When a model predicts not just the next step, but the next 10 steps into the future, what kind of evaluation is needed to check its performance over this longer period?
To check the performance of a model predicting 10 steps into the future, a multi-step-ahead forecasting evaluation is needed, specifically employing a rolling forecast origin methodology. This approach simulates how the model would perform in a real-world scenario by repeatedly making predictions and then moving the point from which forecasts originate forward in time. For example, the model predicts steps 1 to 10 starting from Monday's data; then, with Tuesday's data as the new forecast origin, it predicts steps 1 to 10 again, based on the updated information. This process is repeated across a significant portion of the historical data to generate many sets of 10-step forecasts, allowing for a comprehensive assessment over varying conditions.
Evaluating these predictions involves assessing both point forecasts and probabilistic forecasts.
For point forecasts, which are single value predictions for each future step, performance is typically assessed using accuracy metrics calculated independently for each forecast horizon, meaning for step 1, step 2, up to step 10. Common metrics include Mean Absolute Error (MAE), which measures the average magnitude of the absolute difference between predicted and actual values, and Root Mean Squared Error (RMSE), which calculates the square root of the average of the squared errors, giving a higher weight to larger errors. By analyzing these metrics at each individual step within the 10-step horizon, one can observe how prediction error typically accumulates and degrades as the forecast horizon lengthens. It is crucial to examine the error trend across the 10 steps, not just an overall average, because errors often compound over longer periods.

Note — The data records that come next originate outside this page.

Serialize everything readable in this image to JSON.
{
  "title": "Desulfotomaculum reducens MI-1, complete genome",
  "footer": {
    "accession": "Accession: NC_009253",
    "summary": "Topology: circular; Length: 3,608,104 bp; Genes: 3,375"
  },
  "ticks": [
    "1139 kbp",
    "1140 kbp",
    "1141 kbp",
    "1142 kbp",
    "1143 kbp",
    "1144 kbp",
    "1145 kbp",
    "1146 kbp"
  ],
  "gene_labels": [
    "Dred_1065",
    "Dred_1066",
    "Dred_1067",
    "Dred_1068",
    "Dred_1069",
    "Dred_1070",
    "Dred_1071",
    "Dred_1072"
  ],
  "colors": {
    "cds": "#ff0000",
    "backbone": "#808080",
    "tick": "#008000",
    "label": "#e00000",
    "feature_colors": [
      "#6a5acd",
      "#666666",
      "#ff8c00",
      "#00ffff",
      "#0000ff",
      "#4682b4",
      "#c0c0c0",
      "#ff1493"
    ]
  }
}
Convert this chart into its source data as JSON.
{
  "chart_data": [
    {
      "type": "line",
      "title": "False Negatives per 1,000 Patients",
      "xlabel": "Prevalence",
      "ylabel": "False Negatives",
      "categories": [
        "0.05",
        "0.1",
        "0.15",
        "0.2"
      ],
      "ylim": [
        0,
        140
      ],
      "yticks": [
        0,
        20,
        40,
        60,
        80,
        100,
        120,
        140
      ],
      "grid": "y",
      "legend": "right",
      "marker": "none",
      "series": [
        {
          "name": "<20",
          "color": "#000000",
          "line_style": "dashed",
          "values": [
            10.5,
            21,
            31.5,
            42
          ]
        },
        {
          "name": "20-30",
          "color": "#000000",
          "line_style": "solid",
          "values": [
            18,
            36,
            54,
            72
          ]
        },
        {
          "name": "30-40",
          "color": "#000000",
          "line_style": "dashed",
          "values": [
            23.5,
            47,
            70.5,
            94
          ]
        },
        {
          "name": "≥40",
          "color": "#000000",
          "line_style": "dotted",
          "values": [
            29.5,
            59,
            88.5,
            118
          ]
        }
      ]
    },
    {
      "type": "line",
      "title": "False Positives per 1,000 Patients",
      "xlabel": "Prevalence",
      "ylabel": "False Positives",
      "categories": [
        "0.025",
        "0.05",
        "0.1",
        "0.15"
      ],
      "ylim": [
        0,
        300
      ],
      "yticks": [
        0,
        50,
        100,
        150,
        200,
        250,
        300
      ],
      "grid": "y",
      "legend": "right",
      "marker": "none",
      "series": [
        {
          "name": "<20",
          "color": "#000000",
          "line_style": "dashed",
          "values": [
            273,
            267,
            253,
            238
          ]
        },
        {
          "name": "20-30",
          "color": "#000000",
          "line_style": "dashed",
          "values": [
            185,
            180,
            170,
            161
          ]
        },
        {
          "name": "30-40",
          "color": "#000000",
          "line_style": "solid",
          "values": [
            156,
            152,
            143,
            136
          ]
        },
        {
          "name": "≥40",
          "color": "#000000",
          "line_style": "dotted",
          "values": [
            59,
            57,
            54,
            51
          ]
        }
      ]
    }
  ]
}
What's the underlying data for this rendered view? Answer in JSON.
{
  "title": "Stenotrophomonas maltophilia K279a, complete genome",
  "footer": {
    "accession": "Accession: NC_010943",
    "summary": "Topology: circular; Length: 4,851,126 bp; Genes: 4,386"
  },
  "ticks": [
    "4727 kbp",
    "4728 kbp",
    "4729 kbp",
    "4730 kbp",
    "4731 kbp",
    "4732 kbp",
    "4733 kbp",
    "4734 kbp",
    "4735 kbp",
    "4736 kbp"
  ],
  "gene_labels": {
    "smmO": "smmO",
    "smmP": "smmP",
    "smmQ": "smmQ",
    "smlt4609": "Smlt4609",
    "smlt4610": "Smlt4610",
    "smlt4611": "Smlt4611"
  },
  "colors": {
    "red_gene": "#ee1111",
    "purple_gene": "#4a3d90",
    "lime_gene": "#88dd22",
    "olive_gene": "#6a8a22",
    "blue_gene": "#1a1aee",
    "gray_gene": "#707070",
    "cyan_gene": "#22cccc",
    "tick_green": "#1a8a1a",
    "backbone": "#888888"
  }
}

For probabilistic forecasts, which provide an estimate of uncertainty alongside the point prediction, such as prediction intervals or quantile forecasts, the evaluation focuses on two key aspects: coverage and sharpness. Coverage refers to the percentage of actual observed values that fall within the predicted intervals, indicating the reliability of the uncertainty estimate. Sharpness refers to the width of these intervals; narrower intervals are more informative, provided they maintain adequate coverage. Metrics like the Continuous Ranked Probability Score (CRPS), which assesses the overall quality of probabilistic forecasts by measuring the difference between the forecast distribution and the true outcome, or Pinball Loss, used for evaluating quantile forecasts, can be employed to quantify this performance. This comprehensive evaluation across multiple forecast origins and specific horizon steps provides a robust understanding of the model's predictive capabilities over the longer 10-step period.